A three-pronged approach to empowering the poor
Updated: Mar 26
Towards the end of 2019, WRENmedia was approached by the non-profit Actions pour l’Environnement et le Développement Durable (ACED) based in Benin, West Africa, to write its 10-Year Impact Report. This article provides a brief summary of that report, highlighting the organisation’s key achievements in sustainable development and environmental preservation to date – and the unique approach they adopted to realise these results.
With a mandate to address development challenges in Benin, ACED combines research with local action and policy change to enhance the livelihoods of local communities. Since its establishment in 2009, ACED’s initiatives have worked to improve the productivity of smallholder farmers, enhance the food security of poor urban residents, and increase access to income-generating activities through environmental preservation and youth empowerment programmes. The development of urban allotments, for example, is enabling Benin’s city residents to source their own produce and diversify their diets. The production and optimal application of organic fertiliser is increasing rural farmers’ vegetable yields and incomes. Further, ACED’s research publications are linking rural youths with accessible information on agricultural opportunities, and building the awareness of decision makers on the potential of inland fishing to provide nutritious food. Policy recommendations on topical issues, such climate adaptation and mitigation practices, are also being mainstreamed to increase smallholder resilience.

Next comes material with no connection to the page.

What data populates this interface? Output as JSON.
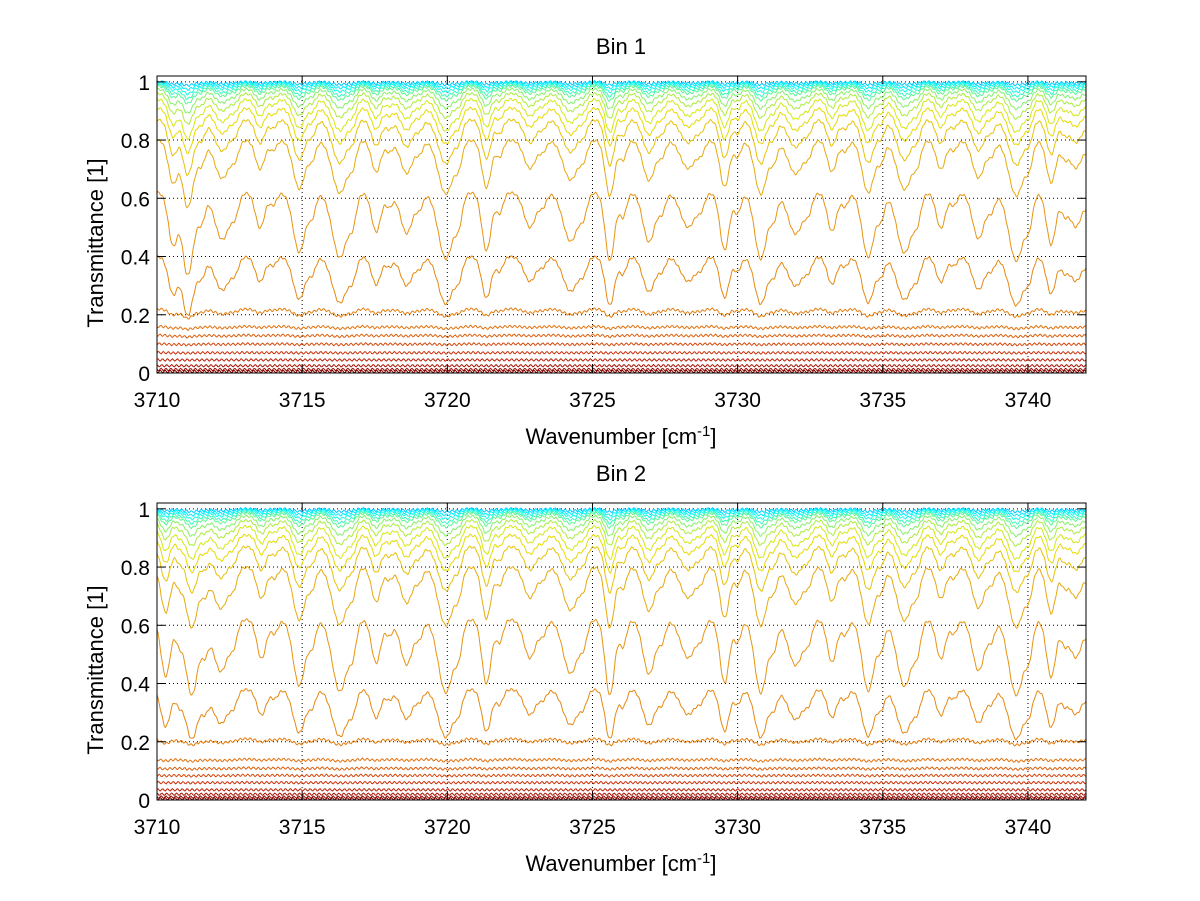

To realise its aims, the organisation has adopted a non-linear, three-pillared approach: 1) to generate robust scientific evidence to enhance understanding of the challenges faced; 2) reformulate research results into actionable policy recommendations to inform practitioners and decision-makers; and 3) collaborate with communities and other local stakeholders to implement solutions in the field. This final element helps to identify which interventions are more likely to be taken up by communities in the long-term for sustainable impact – and has proved invaluable for the success of various initiatives.
A clear example of the effectiveness of their research-policy-action strategy can be seen in ACED’s urban gardening initiative, which aimed to increase access to locally-produced, healthy vegetables in Benin’s cities. In coordination with the Amsterdam Centre for World Food Studies of the Vrije Universiteit Amsterdam and the Faculty of Agricultural Sciences at the University of Abomey-Calavi, in 2016, ACED created a framework for the development of urban allotments. Two gardens have since been established in the cities of Abomey-Calavi and Porto-Novo, and participants from vulnerable households provided with gardening equipment and training, to produce enough vegetables for home consumption and income generation. Through a randomized control trial, the gardens were found to generate around €6,000 per hectare per year, and increased the number of days over which participants consumed two or more nutritious meals. “I don’t remember the last time I bought vegetables to cook at home. Indeed, since I started farming and harvesting on my plot, I regularly provide my household with vegetables. This has greatly reduced my food expenses and given me more autonomy at home,” says Adelaide Kounoukpevi, a project participant. The initiative also developed a site allocation tool to advise the government on how to identify further suitable land for allotments to scale out the programme.
For the future, ACED aims to increase their capacities to continue to benefit local communities, as well as deliver more wide-reaching impacts to other developing countries of the West African region. Among their priorities for 2020, ACED will focus on strengthening the use of evidence in policymaking, with specific activities including the creation of a platform to increase access to scientific knowledge, and the organisation of exchange sessions between researchers and policymakers.